Crystalis is a title in the entire NES library that is often overlooked. At first, it may seem to be a generic fantasy game, but it turns out that it’s a post-apocalyptic tale, with a world rebuilding after nuclear war ravages the planet. It’s a story that’s far more mature than the looks would dictate.
While this is another title that imitates Zelda, it innovates as well. The main protagonist can use powerful elemental swords, and unlike in Zelda, users can feel themselves getting more potent as the game goes on.
Sadly, this title didn’t wind up with an amazing franchise, but it certainly could have. Crystalis would be referenced later in other SNK games, though, so it’s not entirely forgotten.
2) Final Fantasy
The game that started it all for Squaresoft’s ultimate success in the West, Final Fantasy, had to be on this list. While it’s frustrating, challenging, and a little on the generic side, it has revolutionized the RPG franchise forever, kickstarting a love of the genre for many worldwide.

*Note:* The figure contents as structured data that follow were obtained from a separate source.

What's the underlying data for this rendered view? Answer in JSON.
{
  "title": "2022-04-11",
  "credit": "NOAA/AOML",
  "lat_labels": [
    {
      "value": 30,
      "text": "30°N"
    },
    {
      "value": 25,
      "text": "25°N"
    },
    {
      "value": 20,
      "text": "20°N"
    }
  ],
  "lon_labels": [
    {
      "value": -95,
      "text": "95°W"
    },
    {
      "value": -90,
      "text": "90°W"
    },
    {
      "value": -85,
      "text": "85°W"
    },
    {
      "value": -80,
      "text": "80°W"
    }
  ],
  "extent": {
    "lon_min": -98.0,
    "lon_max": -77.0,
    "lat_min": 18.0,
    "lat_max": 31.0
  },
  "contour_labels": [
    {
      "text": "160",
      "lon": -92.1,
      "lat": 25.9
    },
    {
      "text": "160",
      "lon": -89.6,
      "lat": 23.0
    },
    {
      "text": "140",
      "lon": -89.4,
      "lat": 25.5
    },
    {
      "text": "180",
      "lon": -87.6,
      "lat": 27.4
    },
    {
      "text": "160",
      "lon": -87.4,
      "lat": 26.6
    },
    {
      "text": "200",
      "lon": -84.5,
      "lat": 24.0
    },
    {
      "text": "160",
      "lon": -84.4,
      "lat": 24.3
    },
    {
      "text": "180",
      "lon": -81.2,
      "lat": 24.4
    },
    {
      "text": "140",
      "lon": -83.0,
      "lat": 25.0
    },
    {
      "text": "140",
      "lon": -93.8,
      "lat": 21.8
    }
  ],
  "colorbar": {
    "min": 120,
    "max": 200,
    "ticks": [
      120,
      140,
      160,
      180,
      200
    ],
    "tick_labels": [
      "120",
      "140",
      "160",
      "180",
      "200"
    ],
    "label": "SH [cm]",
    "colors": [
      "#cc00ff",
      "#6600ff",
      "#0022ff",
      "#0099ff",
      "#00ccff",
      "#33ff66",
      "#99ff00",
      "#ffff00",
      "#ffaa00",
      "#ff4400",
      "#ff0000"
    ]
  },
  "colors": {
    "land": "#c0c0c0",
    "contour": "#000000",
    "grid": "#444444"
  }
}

The character designs are still used in Final Fantasy games, and the notion of a world being trapped in a time loop is fascinating. It has hints of futuristic technology, common for the time, and unlike Dragon Warrior, it allowed for more customization.
Players could build a party of four from six character classes, upgrade them, and decide what gear to equip and what spells to learn. It had more potential for growth than the first Dragon Warrior, but it doesn’t stack up to one of Enix’s greatest creations.
1) Dragon Warrior 3
The greatest RPG on the NES and on the list of its many users’ favorite games of all time is Dragon Warrior 3. While Final Fantasy had Dragon Warrior 1 beat regarding party customization, Dragon Warrior 3 blew Final Fantasy completely out of the water. It had a party of 4: a hero + 3 others, but the other three could be swapped out in the main town, at the pub.
Gamers created their own characters, picking their name, gender, and character class. Even silly classes like the Goof-off and Merchant had a use in the game!
A secret class was also in the game, the powerful combo of Priest/Wizard, the Sage. Only one can join the party normally by finding a mighty tome, but Goof-offs can become a Sage with enough effort.
A massive story with two worlds, one being the land of Dragon Warrior 1, it’s a vast, complex, challenging game. It even had a day-to-night cycle, with particular events and items only attained at certain times of the day.
It is, without a doubt, the most fantastic RPG on the platform. It has one of the greatest stories told on the Nintendo, one of the best soundtracks, and such a vast world.
Again, this is just one writer’s opinion, and like all lists, these opinions will vary from person to person. There are so many RPGs to pick from, and not all of them could make it.
From turn-based masterpieces to action RPGs, there are so many to choose from. However, this is a selection of the absolute best on the Nintendo Entertainment System.